Unstable pelvic fracture is a potentially lethal hemorrhagic emergency. Apply a pelvic binder at the level of the greater trochanters. Do not repeatedly rock the pelvis to assess stability — each manipulation disrupts clot and increases bleeding.
Compartment Syndrome
- Pain out of proportion to the apparent injury
- Pain with passive stretch of the muscles in the affected compartment
- Tense, woody, "board-like" firmness of the compartment on palpation
- Paresthesia (numbness, tingling) in the distribution of nerves passing through the compartment
- Pallor of the overlying skin
- Pulselessness and paralysis are late signs — irreversible damage may already be occurring
vs. DVT: DVT causes calf pain, swelling, and tenderness but does not produce woody firmness or pain with passive stretch.
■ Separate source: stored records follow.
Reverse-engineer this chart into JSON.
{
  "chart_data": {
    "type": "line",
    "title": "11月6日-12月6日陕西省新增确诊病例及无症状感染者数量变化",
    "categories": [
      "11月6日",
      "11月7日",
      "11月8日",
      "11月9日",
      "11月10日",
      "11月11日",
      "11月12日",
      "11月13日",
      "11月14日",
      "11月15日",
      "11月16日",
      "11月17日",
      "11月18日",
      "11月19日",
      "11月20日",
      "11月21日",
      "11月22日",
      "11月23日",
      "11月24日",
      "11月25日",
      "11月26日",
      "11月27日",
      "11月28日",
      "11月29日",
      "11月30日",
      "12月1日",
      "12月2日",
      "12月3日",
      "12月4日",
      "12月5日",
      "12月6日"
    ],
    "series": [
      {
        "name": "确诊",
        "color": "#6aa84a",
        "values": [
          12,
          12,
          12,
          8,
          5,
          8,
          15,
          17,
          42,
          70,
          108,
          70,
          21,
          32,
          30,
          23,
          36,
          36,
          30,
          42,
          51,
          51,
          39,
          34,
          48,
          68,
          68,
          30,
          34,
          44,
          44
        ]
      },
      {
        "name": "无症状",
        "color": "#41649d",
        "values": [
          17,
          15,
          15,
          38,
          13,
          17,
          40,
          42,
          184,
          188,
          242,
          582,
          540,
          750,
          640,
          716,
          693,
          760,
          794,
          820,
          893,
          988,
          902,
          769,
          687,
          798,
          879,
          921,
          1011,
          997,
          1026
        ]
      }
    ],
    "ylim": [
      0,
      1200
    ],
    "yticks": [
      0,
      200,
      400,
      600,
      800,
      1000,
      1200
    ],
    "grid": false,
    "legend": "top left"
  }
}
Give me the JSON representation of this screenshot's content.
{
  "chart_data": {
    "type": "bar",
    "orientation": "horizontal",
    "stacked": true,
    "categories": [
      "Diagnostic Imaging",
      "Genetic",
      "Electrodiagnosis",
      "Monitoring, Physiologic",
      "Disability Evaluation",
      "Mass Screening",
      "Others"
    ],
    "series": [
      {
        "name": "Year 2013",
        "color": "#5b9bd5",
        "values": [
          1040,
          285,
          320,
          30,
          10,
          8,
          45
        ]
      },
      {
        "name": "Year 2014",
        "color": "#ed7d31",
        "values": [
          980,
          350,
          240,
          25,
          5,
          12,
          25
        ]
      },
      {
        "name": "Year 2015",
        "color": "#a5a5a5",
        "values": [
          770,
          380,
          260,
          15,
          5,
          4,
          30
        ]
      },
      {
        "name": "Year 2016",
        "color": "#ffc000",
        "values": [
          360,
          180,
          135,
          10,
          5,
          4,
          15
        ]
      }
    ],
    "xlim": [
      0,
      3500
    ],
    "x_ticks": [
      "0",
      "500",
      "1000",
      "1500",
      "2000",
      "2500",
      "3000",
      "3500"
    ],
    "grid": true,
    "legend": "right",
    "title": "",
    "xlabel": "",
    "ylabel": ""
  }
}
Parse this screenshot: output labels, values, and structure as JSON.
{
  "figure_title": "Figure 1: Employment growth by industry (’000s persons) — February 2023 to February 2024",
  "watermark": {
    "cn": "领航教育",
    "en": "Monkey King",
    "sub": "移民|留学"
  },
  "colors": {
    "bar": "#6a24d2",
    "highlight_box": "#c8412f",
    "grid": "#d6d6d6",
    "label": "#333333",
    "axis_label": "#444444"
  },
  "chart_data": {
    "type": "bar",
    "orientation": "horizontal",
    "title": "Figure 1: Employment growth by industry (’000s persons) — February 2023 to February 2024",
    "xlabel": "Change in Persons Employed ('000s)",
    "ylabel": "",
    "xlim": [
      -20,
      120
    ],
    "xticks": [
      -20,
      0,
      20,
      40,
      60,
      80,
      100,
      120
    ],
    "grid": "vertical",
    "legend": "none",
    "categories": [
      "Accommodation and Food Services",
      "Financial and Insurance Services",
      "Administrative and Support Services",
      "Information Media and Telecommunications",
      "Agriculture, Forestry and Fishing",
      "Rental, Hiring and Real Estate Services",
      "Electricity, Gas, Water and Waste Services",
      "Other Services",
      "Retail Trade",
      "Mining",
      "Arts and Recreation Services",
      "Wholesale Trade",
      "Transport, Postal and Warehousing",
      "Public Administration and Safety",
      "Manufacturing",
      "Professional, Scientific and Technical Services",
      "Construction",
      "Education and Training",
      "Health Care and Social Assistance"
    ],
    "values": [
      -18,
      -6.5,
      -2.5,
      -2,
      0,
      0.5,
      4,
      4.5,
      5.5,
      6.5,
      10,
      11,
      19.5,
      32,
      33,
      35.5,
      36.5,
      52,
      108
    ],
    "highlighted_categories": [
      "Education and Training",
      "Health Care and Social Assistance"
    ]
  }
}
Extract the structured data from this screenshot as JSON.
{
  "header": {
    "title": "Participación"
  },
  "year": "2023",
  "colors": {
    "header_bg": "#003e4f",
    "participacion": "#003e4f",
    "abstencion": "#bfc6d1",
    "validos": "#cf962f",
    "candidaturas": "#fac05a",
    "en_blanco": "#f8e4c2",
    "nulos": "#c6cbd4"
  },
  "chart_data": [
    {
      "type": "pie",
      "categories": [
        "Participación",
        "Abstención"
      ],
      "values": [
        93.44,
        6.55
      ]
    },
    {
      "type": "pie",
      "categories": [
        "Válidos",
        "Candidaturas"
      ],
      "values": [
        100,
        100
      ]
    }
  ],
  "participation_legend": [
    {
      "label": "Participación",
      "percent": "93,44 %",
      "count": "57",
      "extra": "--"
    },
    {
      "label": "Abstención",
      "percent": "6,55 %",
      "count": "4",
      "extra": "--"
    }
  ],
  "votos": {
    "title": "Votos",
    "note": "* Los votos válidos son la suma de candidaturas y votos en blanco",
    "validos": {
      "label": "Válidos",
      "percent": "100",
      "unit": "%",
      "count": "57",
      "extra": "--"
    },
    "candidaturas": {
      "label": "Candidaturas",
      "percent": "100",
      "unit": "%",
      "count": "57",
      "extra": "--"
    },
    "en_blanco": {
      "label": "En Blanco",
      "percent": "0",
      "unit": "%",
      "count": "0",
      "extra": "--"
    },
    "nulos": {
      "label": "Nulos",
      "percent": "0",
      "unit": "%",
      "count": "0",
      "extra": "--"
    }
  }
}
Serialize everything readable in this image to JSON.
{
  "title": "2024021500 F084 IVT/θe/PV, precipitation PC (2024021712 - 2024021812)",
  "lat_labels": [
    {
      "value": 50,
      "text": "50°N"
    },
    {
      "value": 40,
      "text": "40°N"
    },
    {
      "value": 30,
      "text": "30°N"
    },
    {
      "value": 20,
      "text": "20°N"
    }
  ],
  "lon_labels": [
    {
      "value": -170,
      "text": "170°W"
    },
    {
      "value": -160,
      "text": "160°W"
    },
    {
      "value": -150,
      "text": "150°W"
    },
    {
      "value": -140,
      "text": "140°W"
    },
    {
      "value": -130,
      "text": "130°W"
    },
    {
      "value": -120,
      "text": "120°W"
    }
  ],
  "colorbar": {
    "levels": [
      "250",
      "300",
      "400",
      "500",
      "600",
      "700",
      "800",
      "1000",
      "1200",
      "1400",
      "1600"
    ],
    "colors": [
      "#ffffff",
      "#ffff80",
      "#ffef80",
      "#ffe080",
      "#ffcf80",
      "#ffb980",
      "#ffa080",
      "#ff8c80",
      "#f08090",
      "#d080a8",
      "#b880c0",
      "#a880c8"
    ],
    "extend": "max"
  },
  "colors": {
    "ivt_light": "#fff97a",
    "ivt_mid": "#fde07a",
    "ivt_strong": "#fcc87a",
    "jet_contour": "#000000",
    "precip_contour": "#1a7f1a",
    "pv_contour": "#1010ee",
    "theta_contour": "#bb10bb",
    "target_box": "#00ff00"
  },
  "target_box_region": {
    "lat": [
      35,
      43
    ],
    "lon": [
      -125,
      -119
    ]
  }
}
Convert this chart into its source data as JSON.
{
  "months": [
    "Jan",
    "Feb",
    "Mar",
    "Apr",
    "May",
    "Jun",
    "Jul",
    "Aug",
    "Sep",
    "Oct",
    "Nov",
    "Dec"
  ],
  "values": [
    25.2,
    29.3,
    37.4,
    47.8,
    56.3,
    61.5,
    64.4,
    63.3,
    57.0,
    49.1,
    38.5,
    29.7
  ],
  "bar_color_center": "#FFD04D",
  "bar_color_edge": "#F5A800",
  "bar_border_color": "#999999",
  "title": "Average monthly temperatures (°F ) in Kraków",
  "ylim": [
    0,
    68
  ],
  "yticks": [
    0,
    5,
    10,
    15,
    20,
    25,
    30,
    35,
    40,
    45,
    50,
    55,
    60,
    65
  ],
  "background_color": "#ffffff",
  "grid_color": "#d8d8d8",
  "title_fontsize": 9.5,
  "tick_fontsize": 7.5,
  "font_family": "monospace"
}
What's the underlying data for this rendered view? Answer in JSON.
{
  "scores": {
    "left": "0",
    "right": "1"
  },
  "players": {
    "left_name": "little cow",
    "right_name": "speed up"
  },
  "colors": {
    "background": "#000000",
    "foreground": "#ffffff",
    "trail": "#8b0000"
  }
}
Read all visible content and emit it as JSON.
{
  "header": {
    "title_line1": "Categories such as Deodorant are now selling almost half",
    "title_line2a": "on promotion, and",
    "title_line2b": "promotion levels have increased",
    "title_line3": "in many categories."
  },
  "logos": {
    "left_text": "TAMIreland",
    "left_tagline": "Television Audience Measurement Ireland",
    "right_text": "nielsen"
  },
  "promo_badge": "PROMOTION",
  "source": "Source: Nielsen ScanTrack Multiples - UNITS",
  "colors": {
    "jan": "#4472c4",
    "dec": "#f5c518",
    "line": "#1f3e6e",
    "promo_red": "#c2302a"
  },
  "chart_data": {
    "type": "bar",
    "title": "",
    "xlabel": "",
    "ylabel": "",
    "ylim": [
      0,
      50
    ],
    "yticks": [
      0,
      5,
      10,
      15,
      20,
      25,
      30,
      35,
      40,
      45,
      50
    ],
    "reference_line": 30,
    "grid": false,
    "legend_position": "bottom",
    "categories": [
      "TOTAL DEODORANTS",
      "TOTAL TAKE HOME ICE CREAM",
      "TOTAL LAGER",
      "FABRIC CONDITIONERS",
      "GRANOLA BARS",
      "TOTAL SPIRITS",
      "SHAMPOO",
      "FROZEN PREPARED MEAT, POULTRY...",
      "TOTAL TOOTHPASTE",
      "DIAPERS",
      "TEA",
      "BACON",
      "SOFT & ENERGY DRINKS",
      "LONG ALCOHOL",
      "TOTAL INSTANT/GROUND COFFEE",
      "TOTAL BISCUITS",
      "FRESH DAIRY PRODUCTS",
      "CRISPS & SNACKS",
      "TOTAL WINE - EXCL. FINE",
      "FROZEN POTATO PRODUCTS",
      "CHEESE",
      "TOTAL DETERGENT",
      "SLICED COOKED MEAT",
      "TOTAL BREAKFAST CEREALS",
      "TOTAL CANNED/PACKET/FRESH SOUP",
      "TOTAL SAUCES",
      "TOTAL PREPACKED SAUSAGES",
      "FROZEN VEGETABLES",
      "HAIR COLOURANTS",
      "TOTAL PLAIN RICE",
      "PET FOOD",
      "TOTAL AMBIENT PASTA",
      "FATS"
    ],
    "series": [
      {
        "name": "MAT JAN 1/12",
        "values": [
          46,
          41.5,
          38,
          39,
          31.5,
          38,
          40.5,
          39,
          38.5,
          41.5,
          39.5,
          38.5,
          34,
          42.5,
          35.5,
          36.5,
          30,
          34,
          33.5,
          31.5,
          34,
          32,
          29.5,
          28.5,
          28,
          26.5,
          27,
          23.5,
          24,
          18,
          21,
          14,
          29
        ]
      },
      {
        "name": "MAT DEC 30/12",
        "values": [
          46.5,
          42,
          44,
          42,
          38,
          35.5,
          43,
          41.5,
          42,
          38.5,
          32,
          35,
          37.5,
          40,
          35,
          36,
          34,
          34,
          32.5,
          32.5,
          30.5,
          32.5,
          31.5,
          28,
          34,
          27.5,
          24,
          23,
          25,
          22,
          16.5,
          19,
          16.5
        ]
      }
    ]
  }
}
Compartment syndrome is distinguished by the tenseness of the compartment and disproportionate pain that worsens with muscle use. Common contexts: long bone fracture, crush injury, or after prolonged immobilization.
Pulselessness and paralysis are late signs — by the time pulses are lost, irreversible muscle necrosis may already be occurring. Pain with passive stretch is the earliest reliable finding. Fasciotomy within 6 hours prevents permanent damage — early recognition and rapid transport are critical.